In Victoria, there are minimum parking provisions that state every one and two-bedroom apartment must have at least one parking spot, and apartments with three or more bedrooms must have at least two.  

“We found in our study that people living in larger apartments tend to have an oversupply of parking because of this policy, which means they’re paying for a space they’re not using,” De Gruyter said. 

De Gruyter said 13.4% of the surveyed households did not own a car but most were still allocated a parking space. 

With each parking space worth up to $100,000, he estimated the price of unused off-site parking is costing residents more than $6 billion. 

“This oversupply is not just an inefficient use of space, it is exacerbating housing affordability issues,” he said. “Meanwhile, apartment households with an undersupply of parking are forced to park on the street, competing with visitors in the area. 

“It is very clear that there is actually plenty of apartment parking – it’s just allocated incorrectly.”

Metropolitan Apartments.
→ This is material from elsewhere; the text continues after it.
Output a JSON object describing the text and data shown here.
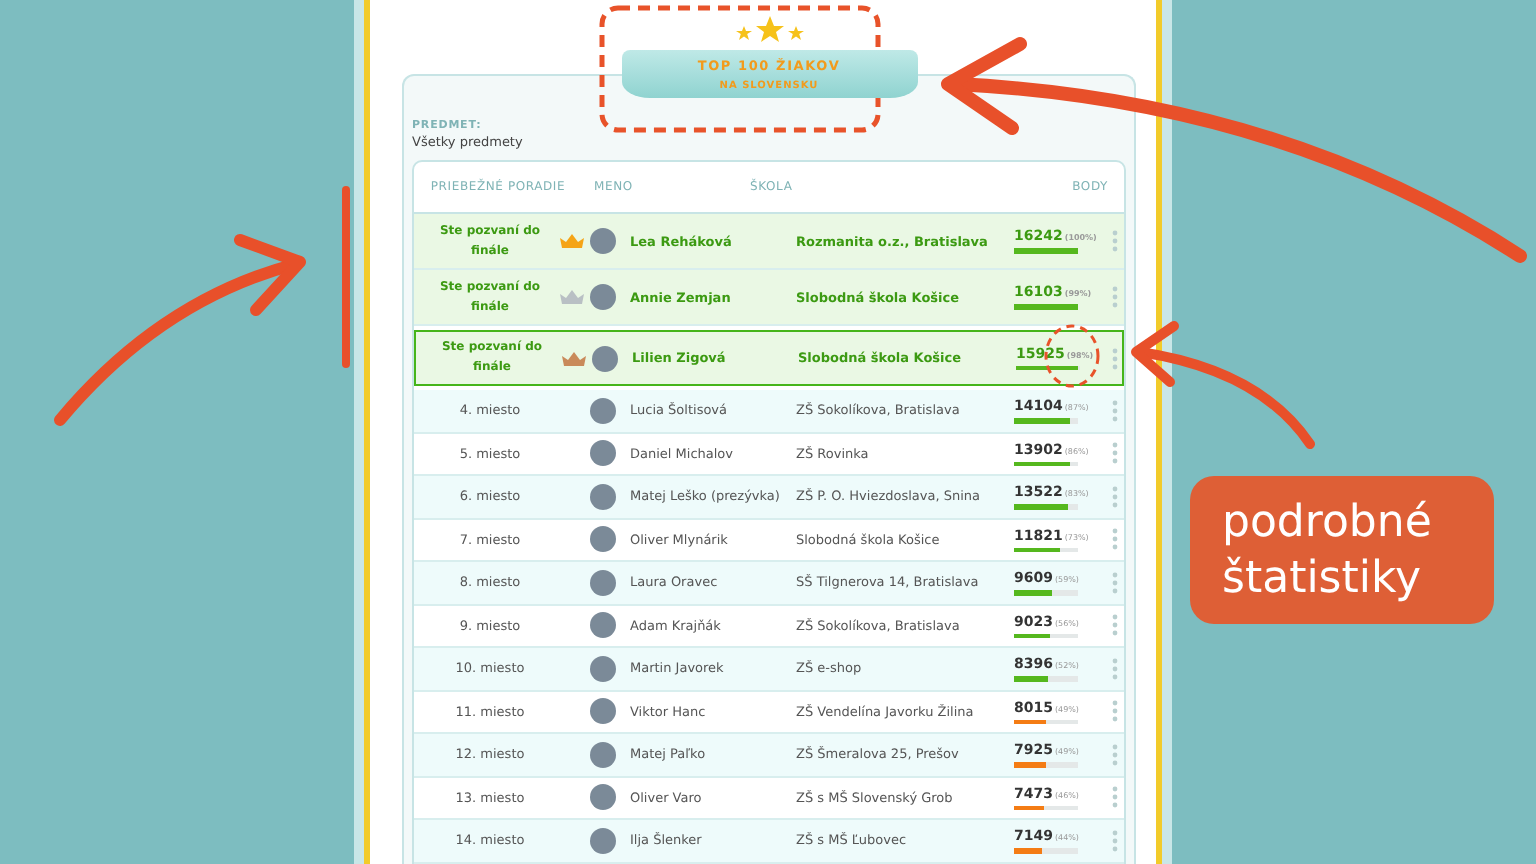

Photo: Grahamec via Wiki Commons Attribution Share-Alike 3.0

The RMIT research team therefore called for state and local governments to allow for unbundled parking in planning policy to help balance the over and undersupply of off-site parking.

De Gruyter said unbundling parking was not about taking away parking from residents – it was about giving people the choice to own or rent parking spaces in line with their needs.
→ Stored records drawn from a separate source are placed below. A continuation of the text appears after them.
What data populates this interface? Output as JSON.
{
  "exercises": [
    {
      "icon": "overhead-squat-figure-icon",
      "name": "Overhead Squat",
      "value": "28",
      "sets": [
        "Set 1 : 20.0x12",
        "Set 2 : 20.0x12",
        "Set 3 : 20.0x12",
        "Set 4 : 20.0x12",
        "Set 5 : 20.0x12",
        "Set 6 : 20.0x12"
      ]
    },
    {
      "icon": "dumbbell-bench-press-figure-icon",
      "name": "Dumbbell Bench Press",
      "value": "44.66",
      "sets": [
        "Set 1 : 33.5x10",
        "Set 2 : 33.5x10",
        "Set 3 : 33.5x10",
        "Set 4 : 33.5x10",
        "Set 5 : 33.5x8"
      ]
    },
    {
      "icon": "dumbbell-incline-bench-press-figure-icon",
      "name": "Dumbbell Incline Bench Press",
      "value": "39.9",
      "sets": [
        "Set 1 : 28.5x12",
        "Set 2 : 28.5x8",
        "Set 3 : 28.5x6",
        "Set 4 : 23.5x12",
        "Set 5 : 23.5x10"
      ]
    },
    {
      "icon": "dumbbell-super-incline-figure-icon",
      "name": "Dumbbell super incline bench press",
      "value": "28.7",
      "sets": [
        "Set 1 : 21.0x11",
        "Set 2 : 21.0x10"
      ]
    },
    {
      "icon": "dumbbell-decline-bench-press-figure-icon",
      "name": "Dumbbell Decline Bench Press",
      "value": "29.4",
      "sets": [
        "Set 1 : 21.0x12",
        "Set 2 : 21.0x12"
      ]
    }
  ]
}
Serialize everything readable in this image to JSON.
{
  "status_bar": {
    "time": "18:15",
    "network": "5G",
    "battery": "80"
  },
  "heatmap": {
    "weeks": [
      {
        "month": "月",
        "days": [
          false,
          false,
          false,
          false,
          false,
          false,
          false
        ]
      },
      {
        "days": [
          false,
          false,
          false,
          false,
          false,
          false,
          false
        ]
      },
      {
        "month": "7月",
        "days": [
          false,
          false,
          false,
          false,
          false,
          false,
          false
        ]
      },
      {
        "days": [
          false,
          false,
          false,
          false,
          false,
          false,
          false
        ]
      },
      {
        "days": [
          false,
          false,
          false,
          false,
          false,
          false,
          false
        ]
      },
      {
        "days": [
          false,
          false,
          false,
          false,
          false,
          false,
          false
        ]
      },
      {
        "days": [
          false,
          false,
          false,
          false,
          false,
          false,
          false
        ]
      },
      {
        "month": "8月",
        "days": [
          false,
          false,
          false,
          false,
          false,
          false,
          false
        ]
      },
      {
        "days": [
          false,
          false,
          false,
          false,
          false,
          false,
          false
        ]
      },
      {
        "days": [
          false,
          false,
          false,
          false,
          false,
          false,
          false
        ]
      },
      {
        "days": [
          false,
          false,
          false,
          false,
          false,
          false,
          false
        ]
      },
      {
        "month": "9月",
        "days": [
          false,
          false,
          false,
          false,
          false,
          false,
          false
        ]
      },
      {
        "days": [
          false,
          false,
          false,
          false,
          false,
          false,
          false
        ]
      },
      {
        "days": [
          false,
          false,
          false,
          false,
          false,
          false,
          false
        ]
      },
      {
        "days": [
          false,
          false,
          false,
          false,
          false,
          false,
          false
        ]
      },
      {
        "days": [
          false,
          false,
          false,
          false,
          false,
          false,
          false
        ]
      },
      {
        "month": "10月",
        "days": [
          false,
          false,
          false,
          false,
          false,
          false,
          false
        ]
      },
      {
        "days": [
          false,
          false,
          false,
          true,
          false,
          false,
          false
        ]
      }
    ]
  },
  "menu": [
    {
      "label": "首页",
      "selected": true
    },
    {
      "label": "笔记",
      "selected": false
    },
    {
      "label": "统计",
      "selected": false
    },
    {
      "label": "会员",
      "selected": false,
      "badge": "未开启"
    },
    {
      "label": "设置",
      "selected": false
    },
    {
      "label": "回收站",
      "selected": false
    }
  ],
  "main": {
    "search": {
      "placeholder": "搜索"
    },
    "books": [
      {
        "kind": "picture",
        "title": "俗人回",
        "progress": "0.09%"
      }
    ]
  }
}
“We can choose the number of bedrooms we want in our homes, yet we have no say in how much parking we need.  

“We want people to have the option to choose not to have parking instead of it being imposed on them. Similarly, those who wish to have additional parking can have this.” 

Unbundled off-street parking in apartment buildings is still uncommon in Australia, but can be seen in several newer complexes, such as Melbourne Square, Indi City Sydney and Arklife in Brisbane. 
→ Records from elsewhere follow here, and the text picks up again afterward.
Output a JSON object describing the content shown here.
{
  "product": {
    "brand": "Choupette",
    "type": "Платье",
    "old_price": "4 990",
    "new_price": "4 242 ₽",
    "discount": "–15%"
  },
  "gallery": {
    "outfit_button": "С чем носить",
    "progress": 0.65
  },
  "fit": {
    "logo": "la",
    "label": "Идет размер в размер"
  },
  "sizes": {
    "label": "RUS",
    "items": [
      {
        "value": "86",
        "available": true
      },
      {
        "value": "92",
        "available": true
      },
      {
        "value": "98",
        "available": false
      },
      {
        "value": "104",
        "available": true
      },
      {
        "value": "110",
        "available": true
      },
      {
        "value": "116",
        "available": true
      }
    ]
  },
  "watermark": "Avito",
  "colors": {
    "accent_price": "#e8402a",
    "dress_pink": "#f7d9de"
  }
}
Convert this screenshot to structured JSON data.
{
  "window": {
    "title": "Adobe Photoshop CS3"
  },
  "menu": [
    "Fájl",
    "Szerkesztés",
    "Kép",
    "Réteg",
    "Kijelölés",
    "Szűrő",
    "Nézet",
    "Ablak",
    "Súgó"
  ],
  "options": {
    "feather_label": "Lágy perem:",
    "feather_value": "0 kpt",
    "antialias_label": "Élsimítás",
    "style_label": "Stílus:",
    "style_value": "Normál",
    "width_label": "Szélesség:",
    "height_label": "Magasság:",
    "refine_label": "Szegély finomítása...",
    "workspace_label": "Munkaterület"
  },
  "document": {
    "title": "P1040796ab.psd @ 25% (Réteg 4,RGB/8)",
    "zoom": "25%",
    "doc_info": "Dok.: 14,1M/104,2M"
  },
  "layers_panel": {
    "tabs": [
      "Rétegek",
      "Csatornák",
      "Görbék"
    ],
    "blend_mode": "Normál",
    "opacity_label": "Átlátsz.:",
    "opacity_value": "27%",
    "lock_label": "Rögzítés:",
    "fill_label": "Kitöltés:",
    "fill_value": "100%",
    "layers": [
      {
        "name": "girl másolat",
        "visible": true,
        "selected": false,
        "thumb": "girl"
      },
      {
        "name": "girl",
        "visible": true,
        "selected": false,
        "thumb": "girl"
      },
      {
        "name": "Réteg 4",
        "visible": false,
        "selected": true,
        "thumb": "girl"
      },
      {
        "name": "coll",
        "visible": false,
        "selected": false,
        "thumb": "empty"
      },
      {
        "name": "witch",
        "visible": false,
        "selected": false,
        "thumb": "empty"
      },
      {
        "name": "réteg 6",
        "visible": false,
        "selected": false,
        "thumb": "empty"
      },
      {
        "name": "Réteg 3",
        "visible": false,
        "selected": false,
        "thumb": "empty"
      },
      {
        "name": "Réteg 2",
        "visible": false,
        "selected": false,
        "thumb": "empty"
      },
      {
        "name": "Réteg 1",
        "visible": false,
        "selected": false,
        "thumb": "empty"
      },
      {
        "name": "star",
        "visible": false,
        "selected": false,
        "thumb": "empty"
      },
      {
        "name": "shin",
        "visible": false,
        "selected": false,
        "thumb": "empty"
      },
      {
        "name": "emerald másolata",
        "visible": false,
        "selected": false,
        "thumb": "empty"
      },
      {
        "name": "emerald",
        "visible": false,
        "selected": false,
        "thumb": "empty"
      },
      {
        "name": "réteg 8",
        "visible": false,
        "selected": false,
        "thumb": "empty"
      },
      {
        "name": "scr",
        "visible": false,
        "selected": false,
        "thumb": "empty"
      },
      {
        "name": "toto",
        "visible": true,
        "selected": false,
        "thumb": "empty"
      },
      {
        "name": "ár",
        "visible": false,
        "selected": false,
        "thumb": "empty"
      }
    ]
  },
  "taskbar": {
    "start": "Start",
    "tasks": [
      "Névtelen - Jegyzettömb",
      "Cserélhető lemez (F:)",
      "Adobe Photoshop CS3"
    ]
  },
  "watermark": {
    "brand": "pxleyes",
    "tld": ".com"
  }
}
De Gruyter said it was promising to see the renewed Arden precinct in North Melbourne introduce planning policy to facilitate unbundled parking for their new buildings.  

“Unbundled parking is going to help with housing affordability, reduce car use and on-street parking issues.  

“We’re also going to see better health for residents as there will be more physical activity due to more public transport use, and better air quality from less car use.

But waiting for the market alone to bring this change would be too slow, according to De Gruyter, and state and local government have an important role to play.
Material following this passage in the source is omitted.